Israel and Egypt imposed a land, sea and air blockade of the Gaza Strip in 2007 after Hamas seized power. Israel has said it is needed to stop potential arms imports, while rights groups denounce it as a form of collective punishment.

"In Israel and the occupied Palestinian territories, Palestinians are essentially being governed by a form of apartheid, an assessment echoed by both international and Israeli human rights groups," Oliver said. "Life in Gaza is hard even when they are not being bombed, and the U.S. government has implicitly co-signed on the brutally hard line Israel's been taking."

Oliver said the Joe Biden administration's response to the violence has been "deeply underwhelming."

The U.S. is "heavily implicated," Oliver added, "not just by serving as Israel's diplomatic shield at the UN, but by constantly refusing to criticize the indefensible."

He concluded: "There is a real tendency, particularly in America, to 'both-sides' this situation, and I'm not saying that there aren't some areas where that's warranted, but it's important to recognize there are also areas where it's simply not.

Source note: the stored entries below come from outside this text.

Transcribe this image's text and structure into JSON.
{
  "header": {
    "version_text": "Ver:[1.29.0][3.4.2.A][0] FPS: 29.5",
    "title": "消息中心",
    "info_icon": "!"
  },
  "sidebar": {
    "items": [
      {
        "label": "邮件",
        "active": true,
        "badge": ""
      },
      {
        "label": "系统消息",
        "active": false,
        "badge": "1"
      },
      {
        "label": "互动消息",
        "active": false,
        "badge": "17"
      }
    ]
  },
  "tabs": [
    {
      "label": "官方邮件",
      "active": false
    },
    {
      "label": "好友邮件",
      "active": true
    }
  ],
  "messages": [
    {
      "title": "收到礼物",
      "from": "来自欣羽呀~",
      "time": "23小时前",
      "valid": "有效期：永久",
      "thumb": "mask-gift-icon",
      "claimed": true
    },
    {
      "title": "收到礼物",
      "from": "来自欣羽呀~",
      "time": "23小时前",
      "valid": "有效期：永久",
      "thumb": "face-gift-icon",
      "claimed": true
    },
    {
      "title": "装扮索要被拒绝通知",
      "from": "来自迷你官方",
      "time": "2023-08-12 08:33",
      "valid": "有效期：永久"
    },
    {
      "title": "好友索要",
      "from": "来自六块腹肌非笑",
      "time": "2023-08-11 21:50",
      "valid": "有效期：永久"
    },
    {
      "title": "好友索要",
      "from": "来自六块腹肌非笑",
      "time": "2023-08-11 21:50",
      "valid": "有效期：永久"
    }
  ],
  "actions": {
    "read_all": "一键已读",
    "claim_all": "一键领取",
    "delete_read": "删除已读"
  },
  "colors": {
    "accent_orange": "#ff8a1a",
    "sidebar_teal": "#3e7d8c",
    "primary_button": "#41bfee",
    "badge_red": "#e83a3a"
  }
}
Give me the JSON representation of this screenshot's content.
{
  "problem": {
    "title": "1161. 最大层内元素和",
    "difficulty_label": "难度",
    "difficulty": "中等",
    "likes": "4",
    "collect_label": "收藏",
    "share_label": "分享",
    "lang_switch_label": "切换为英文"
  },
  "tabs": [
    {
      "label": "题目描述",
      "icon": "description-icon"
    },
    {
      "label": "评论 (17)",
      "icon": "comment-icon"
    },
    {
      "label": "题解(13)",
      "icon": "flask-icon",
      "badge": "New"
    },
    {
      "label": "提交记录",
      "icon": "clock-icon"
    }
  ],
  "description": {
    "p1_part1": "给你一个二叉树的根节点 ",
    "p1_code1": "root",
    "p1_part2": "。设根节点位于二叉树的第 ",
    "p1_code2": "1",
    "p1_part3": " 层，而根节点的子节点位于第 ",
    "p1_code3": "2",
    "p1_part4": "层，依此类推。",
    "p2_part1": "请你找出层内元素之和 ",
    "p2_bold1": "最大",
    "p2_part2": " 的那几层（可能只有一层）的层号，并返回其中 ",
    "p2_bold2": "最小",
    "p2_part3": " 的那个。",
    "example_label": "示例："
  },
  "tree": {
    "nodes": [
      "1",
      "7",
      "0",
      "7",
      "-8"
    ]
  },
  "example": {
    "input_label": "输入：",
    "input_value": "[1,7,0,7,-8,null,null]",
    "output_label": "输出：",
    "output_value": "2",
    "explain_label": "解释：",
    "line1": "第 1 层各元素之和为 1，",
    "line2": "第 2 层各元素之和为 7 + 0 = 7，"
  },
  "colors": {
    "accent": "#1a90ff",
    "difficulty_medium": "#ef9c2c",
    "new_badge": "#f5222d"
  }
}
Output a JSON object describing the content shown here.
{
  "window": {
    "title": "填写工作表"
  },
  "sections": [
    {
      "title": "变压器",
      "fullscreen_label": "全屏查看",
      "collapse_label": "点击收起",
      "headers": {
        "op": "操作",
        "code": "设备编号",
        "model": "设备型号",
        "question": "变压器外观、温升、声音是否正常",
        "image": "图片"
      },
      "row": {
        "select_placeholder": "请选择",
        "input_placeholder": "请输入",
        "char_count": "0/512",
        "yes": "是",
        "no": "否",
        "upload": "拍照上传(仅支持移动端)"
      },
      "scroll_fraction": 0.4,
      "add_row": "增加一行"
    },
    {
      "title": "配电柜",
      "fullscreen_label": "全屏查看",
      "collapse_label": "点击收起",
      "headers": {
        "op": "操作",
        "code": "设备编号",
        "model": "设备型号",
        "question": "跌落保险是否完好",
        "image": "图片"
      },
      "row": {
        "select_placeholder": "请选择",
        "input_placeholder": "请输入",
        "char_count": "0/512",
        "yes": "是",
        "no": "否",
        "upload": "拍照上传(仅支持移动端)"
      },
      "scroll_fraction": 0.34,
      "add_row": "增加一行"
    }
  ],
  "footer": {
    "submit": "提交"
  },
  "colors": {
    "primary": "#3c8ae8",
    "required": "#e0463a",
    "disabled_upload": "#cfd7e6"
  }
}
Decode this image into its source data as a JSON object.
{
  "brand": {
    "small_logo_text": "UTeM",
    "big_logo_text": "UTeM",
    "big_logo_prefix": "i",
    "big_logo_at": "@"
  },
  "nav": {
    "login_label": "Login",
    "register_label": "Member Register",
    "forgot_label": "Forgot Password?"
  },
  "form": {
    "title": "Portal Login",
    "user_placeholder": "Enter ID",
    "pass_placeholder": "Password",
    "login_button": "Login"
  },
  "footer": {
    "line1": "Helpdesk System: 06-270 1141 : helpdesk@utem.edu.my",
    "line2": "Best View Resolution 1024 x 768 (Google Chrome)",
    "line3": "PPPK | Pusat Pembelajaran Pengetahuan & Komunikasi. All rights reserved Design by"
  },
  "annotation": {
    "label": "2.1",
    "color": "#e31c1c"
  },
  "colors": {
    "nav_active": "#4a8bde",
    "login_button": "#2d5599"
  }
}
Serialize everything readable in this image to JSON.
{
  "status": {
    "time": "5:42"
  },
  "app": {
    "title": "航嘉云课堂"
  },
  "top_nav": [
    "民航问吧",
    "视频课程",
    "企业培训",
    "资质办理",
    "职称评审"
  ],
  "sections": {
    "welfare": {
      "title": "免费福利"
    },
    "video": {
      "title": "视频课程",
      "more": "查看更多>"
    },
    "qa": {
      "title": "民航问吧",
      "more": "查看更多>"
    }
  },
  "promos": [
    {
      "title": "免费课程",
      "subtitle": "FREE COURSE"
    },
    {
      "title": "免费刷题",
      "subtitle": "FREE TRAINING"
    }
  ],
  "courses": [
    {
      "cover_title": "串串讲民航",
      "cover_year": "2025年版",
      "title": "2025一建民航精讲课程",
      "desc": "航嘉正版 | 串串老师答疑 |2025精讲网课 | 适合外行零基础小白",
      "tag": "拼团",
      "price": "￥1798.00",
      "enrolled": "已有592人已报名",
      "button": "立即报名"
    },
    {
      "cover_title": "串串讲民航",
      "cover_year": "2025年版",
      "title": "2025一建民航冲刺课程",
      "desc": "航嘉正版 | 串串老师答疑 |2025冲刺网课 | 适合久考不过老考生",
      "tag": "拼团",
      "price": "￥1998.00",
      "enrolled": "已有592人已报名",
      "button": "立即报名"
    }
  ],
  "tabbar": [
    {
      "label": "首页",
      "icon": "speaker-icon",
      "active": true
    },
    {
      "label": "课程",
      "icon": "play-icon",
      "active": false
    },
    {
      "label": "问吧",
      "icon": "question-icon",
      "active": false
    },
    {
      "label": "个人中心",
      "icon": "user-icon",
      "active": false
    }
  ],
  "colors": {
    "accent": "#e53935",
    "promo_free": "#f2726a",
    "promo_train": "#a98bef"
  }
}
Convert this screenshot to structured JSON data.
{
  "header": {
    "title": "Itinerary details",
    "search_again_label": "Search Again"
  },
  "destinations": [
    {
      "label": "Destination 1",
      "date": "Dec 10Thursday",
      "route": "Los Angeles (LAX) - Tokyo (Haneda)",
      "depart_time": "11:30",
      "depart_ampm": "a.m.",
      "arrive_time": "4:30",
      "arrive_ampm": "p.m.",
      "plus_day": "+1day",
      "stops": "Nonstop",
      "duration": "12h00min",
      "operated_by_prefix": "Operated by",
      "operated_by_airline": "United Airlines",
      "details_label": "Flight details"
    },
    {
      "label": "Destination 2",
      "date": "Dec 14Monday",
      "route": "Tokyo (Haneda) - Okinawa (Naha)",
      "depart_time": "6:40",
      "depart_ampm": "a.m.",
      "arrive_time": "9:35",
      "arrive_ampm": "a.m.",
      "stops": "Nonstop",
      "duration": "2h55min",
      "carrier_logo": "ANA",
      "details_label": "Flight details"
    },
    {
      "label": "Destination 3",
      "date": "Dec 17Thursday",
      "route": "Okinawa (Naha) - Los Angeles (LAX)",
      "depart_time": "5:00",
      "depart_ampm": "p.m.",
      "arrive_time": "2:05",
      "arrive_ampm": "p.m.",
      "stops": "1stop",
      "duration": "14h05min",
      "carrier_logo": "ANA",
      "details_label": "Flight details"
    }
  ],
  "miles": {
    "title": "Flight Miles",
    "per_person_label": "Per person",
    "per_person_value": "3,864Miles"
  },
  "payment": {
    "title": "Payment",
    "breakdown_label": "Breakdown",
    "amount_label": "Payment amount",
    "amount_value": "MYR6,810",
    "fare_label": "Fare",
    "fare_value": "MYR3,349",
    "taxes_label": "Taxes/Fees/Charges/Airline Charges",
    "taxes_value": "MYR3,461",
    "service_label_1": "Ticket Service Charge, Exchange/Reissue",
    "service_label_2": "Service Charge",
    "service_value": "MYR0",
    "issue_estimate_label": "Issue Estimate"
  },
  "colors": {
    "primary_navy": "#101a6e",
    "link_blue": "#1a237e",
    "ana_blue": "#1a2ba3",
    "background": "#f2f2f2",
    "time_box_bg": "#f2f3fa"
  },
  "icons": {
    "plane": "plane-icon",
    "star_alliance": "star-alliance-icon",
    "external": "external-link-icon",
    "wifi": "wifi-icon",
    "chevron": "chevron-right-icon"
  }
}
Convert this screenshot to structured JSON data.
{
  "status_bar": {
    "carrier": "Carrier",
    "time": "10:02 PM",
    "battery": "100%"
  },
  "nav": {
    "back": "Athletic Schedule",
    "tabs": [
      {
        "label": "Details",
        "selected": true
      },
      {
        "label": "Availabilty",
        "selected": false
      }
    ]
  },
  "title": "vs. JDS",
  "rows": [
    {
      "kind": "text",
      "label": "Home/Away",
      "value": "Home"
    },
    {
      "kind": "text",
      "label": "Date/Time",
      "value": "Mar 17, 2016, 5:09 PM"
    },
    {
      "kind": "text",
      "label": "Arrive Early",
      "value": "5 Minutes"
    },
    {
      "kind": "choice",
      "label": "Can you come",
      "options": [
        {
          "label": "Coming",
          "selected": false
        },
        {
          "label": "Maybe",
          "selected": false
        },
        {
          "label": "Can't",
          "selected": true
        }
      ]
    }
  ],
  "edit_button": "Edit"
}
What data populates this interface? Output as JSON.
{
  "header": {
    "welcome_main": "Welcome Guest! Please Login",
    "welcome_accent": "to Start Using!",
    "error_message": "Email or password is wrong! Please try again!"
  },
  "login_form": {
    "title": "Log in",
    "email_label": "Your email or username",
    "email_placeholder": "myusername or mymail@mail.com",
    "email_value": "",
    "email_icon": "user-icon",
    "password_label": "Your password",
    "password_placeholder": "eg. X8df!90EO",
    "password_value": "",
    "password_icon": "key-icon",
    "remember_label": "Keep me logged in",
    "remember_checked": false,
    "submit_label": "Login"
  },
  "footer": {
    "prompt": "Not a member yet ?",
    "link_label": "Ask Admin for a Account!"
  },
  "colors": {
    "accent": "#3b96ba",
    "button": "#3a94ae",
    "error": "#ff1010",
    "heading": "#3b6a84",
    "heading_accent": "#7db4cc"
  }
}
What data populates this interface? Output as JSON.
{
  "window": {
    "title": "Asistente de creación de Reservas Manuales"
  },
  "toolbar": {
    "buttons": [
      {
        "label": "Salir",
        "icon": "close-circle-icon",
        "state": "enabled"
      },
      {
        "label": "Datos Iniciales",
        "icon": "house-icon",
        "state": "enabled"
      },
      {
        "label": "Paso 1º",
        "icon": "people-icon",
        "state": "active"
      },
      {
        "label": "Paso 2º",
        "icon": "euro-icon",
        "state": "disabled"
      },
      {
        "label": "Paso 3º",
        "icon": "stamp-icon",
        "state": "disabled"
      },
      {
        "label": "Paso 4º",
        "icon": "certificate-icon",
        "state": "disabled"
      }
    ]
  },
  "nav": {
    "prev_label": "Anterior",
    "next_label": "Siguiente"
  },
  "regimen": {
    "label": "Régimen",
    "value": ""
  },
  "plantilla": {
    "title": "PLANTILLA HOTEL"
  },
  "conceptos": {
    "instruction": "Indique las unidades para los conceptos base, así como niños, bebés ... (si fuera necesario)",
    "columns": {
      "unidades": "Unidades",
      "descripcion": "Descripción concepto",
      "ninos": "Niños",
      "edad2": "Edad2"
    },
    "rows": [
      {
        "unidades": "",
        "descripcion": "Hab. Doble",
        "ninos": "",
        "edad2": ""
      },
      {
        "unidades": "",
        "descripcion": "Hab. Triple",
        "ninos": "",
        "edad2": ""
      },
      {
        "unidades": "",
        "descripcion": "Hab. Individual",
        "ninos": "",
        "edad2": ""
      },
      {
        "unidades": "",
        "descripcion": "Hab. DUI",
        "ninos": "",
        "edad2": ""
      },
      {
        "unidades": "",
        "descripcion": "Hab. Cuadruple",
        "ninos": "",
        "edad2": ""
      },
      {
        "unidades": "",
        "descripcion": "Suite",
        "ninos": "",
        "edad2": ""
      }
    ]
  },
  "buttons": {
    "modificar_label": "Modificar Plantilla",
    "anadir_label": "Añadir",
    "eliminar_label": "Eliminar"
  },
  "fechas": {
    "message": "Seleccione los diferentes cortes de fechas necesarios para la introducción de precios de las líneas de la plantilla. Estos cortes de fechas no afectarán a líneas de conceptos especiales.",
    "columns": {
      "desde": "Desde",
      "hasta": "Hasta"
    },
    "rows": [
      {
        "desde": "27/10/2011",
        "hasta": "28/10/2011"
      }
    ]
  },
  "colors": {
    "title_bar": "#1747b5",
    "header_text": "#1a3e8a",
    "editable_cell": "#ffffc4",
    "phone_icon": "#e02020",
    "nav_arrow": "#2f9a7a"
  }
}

"Both sides are firing rockets, but one side has one of the most advanced militaries in the world. Both sides are suffering heartbreaking casualties, but one side is suffering them exponentially."

The Associated Press reported that Israeli airstrikes on Gaza City flattened three buildings and killed at least 42 people on Sunday. The death toll since the airstrikes began last week is at least 188 killed in Gaza and eight in Israel. Some 55 children in Gaza and a 5-year-old boy in Israel were among the dead, according to AP.

John Oliver on Israel Palestine
John Oliver discussed the Israel-Palestine conflict on Last Week Tonight. HBO/Last Week Tonight

Oliver added: "If you believe Israel's actions are warranted and proportionate this week, you're welcome to try and make that argument."

But he went on to say that using "convenient sanitized terms" like real estate disputes and airstrikes on militants feels "a little disingenuous when what you're describing is forcing people from the homes they've lived in for decades and killing civilians and children."

He continued: "Again, none of this frees Hamas from responsibility but Hamas doesn't represent all Palestinians just as what Israel is doing right now doesn't represent all Israelis, or indeed Jewish people. Lots is complicated here, but some things are pretty simple. One side is suffering much more.

"And if America really wants to help, it might want to seriously consider changing its long-held position here because for decades, the backbone of America's policy in the Middle East has been that America is an unwavering friend to Israel, which is a great thing to try and be but at the end of the day, I would hope that a real friend would tell me when I'm being an asshole and definitely, when I'm committing a f**king war crime."